Tuesday, June 5, 2012

Attack of the Killer Cucumbers: More on the Spanish Debt Crisis and Lower Quality Translation


Barbarino: That thing about the Great French Fry Phantom?
Kotter: You mean the Irish Potato Famine?
—Welcome Back Kotter


The need for speed in financial markets and the deceptive cornucopia of free information create the sensation that everything is available immediately. A parallel phenomenon is occurring in stock trading. As more and more trades are initiated by algorithms at greater speed and greater volume, more and more market breakdowns are occurring. Although no one can say for certain what is happening, at least part of the problem seems to be that computer systems can sometimes be overwhelmed by the amount of data that humans are trying to push through them. What lies in the future is no mystery: more and more speed bumps are going to be put in place by regulators on algorithmic trading to prevent crazy fluctuations. We already have automatic stops in many stock markets when a stock rises or falls too much. The referees turn off the system, suspend the stock, open the engine, and take a look to see what is wrong with the machine.

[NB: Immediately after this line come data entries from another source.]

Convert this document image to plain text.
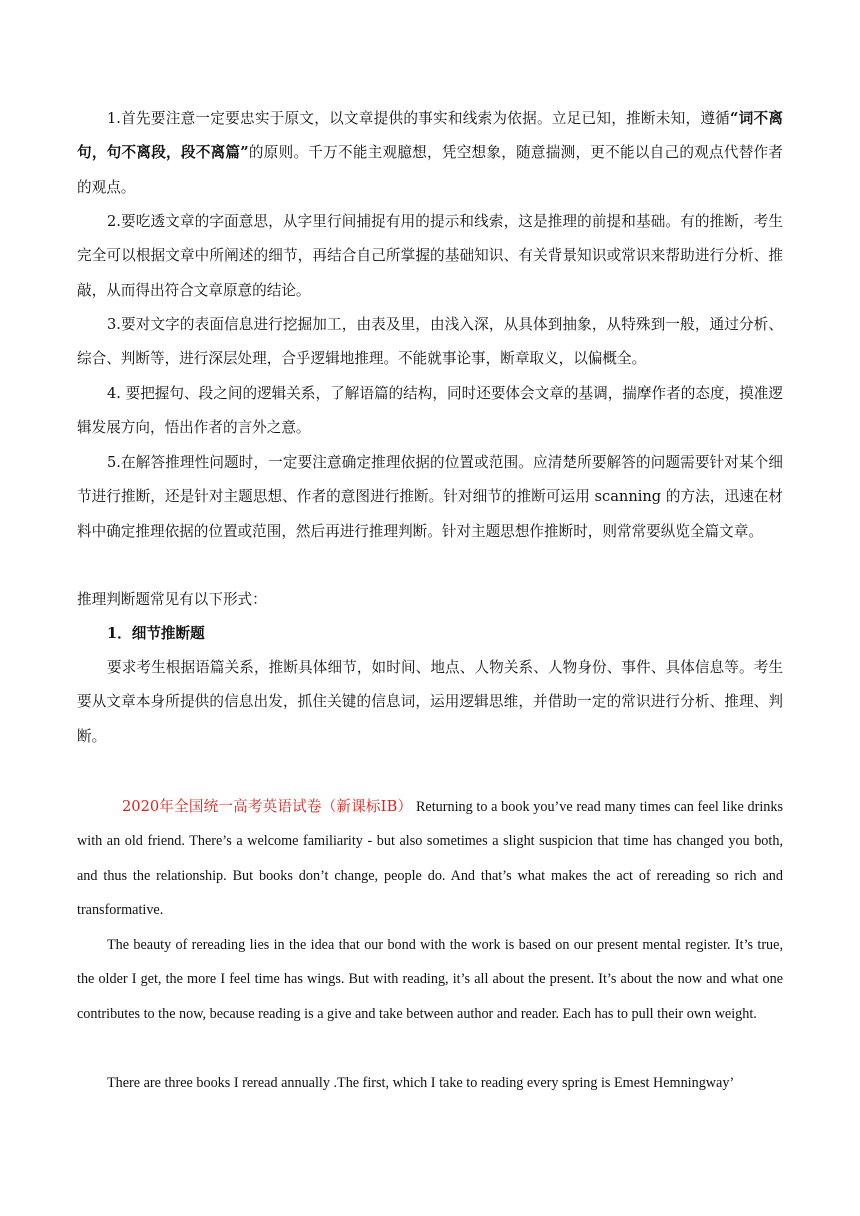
1.首先要注意一定要忠实于原文，以文章提供的事实和线索为依据。立足已知，推断未知，遵循“词不离句，句不离段，段不离篇”的原则。千万不能主观臆想，凭空想象，随意揣测，更不能以自己的观点代替作者的观点。

2.要吃透文章的字面意思，从字里行间捕捉有用的提示和线索，这是推理的前提和基础。有的推断，考生完全可以根据文章中所阐述的细节，再结合自己所掌握的基础知识、有关背景知识或常识来帮助进行分析、推敲，从而得出符合文章原意的结论。

3.要对文字的表面信息进行挖掘加工，由表及里，由浅入深，从具体到抽象，从特殊到一般，通过分析、综合、判断等，进行深层处理，合乎逻辑地推理。不能就事论事，断章取义，以偏概全。

4. 要把握句、段之间的逻辑关系，了解语篇的结构，同时还要体会文章的基调，揣摩作者的态度，摸准逻辑发展方向，悟出作者的言外之意。

5.在解答推理性问题时，一定要注意确定推理依据的位置或范围。应清楚所要解答的问题需要针对某个细节进行推断，还是针对主题思想、作者的意图进行推断。针对细节的推断可运用 scanning 的方法，迅速在材料中确定推理依据的位置或范围，然后再进行推理判断。针对主题思想作推断时，则常常要纵览全篇文章。

推理判断题常见有以下形式：

1．细节推断题

要求考生根据语篇关系，推断具体细节，如时间、地点、人物关系、人物身份、事件、具体信息等。考生要从文章本身所提供的信息出发，抓住关键的信息词，运用逻辑思维，并借助一定的常识进行分析、推理、判断。

2020年全国统一高考英语试卷（新课标ⅠB） Returning to a book you’ve read many times can feel like drinks with an old friend. There’s a welcome familiarity - but also sometimes a slight suspicion that time has changed you both, and thus the relationship. But books don’t change, people do. And that’s what makes the act of rereading so rich and transformative.

The beauty of rereading lies in the idea that our bond with the work is based on our present mental register. It’s true, the older I get, the more I feel time has wings. But with reading, it’s all about the present. It’s about the now and what one contributes to the now, because reading is a give and take between author and reader. Each has to pull their own weight.

There are three books I reread annually .The first, which I take to reading every spring is Emest Hemningway’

In translation, such technical fixes are not available. Our capacity to generate the linguistic equivalent of crazy stock prices is limited only by our common sense (always scarce) and the cost of fast machine translation (essentially zero).

In the age of the Content Tsunami, there is still too little information of decent quality available for investors who are interested in a foreign situation. The Internet and machine translation, though, create the deadly illusion that a savvy investor can go beyond the tiny amount of analysis produced by the Financial Times and The Wall Street Journal. Voilà. If you’re an analyst in a tiny boutique investment firm with two years of high-school French and you dated a Mexican girl from Amarillo in college, maybe you can use Google Translate to do the gisting of a few Spanish reports by the Bank of Spain or to parse one of Prime Minister Rajoy’s depressing statements (Machine-Translated Investment Research and the Spanish Debt Crisis). After all, any tiny bit of information (whether accurate or not) is necessary to get ahead of the crowd.

As in many other instances of how the Internet supposedly closes the gap between the tiny boutique firm and JP Morgan, this is a mirage. The big investment bank has a group of 20 or 30 Spanish analysts who speak very good English and are able to provide verbal or written summaries of information that often isn’t even written down. Moreover, these analysts are part of the local old boys' networks that communicate a lot faster and secretively than through the Internet. So when you see a blog such as ZeroHedge trying to beat the market using machine translation, you have to smile a little. 

As I have noted, ZeroHedge is very much invested in the whole foul-mouthed, white-collar macho Wall Street ethos of the cynical tough guy fighting alone in a Darwinian world. With all of ZeroHedge’s gleeful references to regular investors as Muppets diving over the Facebook IPO cliff, you have to wonder how their positions fare when they are caught out by some central bank decision or some European bailout plan because they don’t have access to off-the-record conversations with this Greek minister or that Spanish lawmaker (or even something as pedestrian as decent translations). I am betting that many a bloody Muppet massacre occurs behind the scenes that no one writes about. Maybe some of them are due to cheapo translation. 

In the markets, as in poker, the savvy player knows how to spot the sucker. The saying goes that if you can’t spot him, the sucker is probably you. And if you are using Google Translate for your investment research, the sucker is definitely you.

Now, mind you, even half-responsible people who honestly promote the virtues of automation usually add the caveat three-fourths into their PowerPoint presentation that technology should not be used to handle messages in which nuance is important. In my opinion, investment is one of those fields in which nuance matters (although I always wonder: in how many linguistic messages is nuance not important?)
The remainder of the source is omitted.